Python: Investigating Guest Stars in The Office

2 minute read

Background

This analysis comes from an unguided project offered by DataCamp. In this project, I utilize the Pandas and Matplotlib libraries to create an informative plot of episode data from The Office. The dataset used in this analysis comes from the Kaggle data science community.

Analysis

To begin this project, we can download the pandas and Matplotlib packages and alias them accordingly. We also need to import the CSV file containing the episode data. Once this is accomplished, we can take a look at the first few rows of our dataset.

### Import packages
import pandas as pd
import matplotlib.pyplot as plt

### Preview the data
data = pd.read_csv('datasets/office_episodes.csv')
data.head()
episode_number season title description ratings votes viewership_mil duration release_date guest_stars director writers has_guests scaled_ratings
0 1 Pilot The premiere episode introduces the boss and s… 7.5 4936 11.2 23 2005-03-24 NaN Ken Kwapis Ricky Gervais, Stephen Merchant, and Greg Daniels False 0.28125
1 1 Diversity Day Michael’s off color remark puts a sensitivity … 8.3 4801 6.0 23 2005-03-29 NaN Ken Kwapis B. J. Novak False 0.53125
2 1 Health Care Michael leaves Dwight in charge of picking the… 7.8 4024 5.8 22 2005-04-05 NaN Ken Whittingham Paul Lieberstein False 0.37500
3 1 The Alliance Just for a laugh, Jim agrees to an alliance wi… 8.1 3915 5.4 23 2005-04-12 NaN Bryan Gordon Michael Schur False 0.46875
4 1 Basketball Michael and his staff challenge the warehouse … 8.4 4294 5.0 23 2005-04-19 NaN Greg Daniels Greg Daniels False 0.56250

To create a scatter plot, we will plot the episode number along the x-axis and viewership (in millions) along the y-axis for each episode. For each point in the scatter plot, we can introduce a color scheme that reflects the scaled ratings of each episode.

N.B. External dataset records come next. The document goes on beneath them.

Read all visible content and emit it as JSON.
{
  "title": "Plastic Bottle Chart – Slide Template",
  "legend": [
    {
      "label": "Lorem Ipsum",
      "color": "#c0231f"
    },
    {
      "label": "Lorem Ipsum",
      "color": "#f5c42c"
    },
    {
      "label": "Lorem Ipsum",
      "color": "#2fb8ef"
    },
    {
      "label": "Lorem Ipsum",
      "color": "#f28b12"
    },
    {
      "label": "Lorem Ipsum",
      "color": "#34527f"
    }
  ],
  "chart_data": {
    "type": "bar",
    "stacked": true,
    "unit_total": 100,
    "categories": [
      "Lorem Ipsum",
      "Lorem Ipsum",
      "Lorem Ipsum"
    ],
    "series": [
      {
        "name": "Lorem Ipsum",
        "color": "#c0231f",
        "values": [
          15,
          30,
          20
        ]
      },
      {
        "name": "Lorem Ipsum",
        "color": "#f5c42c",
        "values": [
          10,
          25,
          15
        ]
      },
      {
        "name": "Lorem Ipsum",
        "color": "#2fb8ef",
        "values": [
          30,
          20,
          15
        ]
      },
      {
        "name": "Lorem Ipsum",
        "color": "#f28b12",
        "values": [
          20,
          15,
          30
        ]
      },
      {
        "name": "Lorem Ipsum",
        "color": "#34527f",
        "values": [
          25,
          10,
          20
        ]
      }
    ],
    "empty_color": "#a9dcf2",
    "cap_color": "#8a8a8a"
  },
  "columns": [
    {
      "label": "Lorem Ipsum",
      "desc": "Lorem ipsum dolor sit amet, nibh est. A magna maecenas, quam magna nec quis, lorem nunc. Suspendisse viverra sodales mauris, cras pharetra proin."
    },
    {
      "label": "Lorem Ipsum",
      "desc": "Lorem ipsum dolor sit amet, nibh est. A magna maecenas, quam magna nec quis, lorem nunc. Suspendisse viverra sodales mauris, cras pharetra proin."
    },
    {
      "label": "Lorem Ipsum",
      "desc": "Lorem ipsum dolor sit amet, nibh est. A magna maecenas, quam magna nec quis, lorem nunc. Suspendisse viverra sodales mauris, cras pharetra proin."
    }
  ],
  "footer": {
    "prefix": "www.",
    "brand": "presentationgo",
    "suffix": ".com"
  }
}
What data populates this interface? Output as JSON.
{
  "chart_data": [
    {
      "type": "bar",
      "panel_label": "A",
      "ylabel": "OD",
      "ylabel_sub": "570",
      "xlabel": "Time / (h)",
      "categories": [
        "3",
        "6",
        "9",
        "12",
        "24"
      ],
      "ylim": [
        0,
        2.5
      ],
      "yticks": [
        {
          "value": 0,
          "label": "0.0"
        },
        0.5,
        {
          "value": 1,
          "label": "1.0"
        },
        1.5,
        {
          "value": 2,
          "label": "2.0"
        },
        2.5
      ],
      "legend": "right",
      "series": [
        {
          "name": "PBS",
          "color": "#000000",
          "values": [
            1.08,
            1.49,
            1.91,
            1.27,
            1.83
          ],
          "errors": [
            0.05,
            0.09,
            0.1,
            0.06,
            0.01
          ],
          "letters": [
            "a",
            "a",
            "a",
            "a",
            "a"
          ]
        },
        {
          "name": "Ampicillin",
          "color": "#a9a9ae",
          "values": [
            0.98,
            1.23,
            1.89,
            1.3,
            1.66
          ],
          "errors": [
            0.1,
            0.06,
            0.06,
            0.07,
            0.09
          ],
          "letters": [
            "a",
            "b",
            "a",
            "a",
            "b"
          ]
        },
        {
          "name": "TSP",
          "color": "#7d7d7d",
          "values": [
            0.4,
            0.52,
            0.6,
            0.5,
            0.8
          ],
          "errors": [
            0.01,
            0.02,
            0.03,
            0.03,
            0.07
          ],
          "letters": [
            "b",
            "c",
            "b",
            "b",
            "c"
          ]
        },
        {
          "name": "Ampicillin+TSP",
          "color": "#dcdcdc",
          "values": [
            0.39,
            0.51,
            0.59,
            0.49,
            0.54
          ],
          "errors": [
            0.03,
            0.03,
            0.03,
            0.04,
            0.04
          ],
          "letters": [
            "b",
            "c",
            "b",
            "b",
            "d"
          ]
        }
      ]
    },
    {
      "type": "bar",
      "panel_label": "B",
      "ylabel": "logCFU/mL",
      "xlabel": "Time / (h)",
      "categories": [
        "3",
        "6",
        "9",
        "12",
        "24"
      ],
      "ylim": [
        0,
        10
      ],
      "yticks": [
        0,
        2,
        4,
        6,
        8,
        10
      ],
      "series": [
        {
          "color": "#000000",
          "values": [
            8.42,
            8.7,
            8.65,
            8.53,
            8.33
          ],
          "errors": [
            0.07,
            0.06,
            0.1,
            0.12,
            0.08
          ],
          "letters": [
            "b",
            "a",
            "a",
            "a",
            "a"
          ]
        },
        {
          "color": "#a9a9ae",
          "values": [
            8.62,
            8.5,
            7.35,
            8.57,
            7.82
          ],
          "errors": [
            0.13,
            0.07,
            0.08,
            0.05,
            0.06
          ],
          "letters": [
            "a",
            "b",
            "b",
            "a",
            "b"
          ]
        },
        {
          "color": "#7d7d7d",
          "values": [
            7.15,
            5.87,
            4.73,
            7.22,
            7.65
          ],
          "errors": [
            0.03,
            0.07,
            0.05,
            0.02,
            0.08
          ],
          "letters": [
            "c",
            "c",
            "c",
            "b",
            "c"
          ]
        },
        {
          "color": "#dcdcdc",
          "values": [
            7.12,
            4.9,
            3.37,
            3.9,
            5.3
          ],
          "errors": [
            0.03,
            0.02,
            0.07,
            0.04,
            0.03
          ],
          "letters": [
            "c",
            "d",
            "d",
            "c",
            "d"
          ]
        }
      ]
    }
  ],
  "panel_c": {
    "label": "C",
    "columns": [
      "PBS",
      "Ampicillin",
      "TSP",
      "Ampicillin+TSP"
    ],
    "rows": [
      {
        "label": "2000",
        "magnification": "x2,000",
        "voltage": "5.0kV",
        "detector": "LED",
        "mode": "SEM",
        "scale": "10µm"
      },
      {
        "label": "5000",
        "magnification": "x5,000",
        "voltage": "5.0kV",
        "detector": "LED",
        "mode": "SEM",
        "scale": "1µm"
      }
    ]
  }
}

  • Ratings < 0.25 are colored red.
  • Ratings ≥ 0.25 and < 0.50 are colored orange.
  • Ratings ≥ 0.50 and < 0.75 are colored lightgreen.
  • Ratings ≥ 0.75 are colored darkgreen.
### Set plot color based on scaled ratings
ratings_col = data.loc[:, 'scaled_ratings']
col_scheme = []

for i in range(len(ratings_col)):    
    if ratings_col[i] < 0.25:
        col_scheme.append('red')
    elif ratings_col[i] >= 0.25 and ratings_col[i] < 0.5:
        col_scheme.append('orange')
    elif ratings_col[i] >= 0.5 and ratings_col[i] < 0.75:
        col_scheme.append('lightgreen')
    else:
        col_scheme.append('darkgreen')

Next, we can create a sizing system for points in the scatter plot such that…

  • episodes with guest appearances have a marker size of 250
  • episodes without guest appearances are sized 25
### Set plot sizing based on guest appearances
sizing = []
guest_col = data.loc[:,'has_guests']

for j in range(len(guest_col)):
    if guest_col[j] == True:
        sizing.append(250.0)
    else:
        sizing.append(25.0)

Finally, we can display the scatter plot.

### Plot figure        
fig = plt.figure()        
plt.scatter(data['episode_number'], data['viewership_mil'], color=col_scheme, s=sizing)
plt.title('Popularity, Quality, and Guest Appearances on the Office')
plt.xlabel('Episode Number')
plt.ylabel('Viewership (Millions)')
plt.show()

There appears to be a notable downward trend in viewership after the 125th episode of the show. Further, it is clear that the most watched episode of The Office had at least one guest appearance and was highly rated ( > 0.75). We can easily find which guest stars made an appearence in this episode.

### Identify top stars
most_viewed = data[data.loc[:,'viewership_mil']==max(data.loc[:,'viewership_mil'])]
print(most_viewed['guest_stars'])
77    Cloris Leachman, Jack Black, Jessica Alba
Name: guest_stars, dtype: object

Cloris Leachman, Jack Black, and Jessica Alba all made an appearence in the most watched episode of the show. This may explain why this episode was so popular!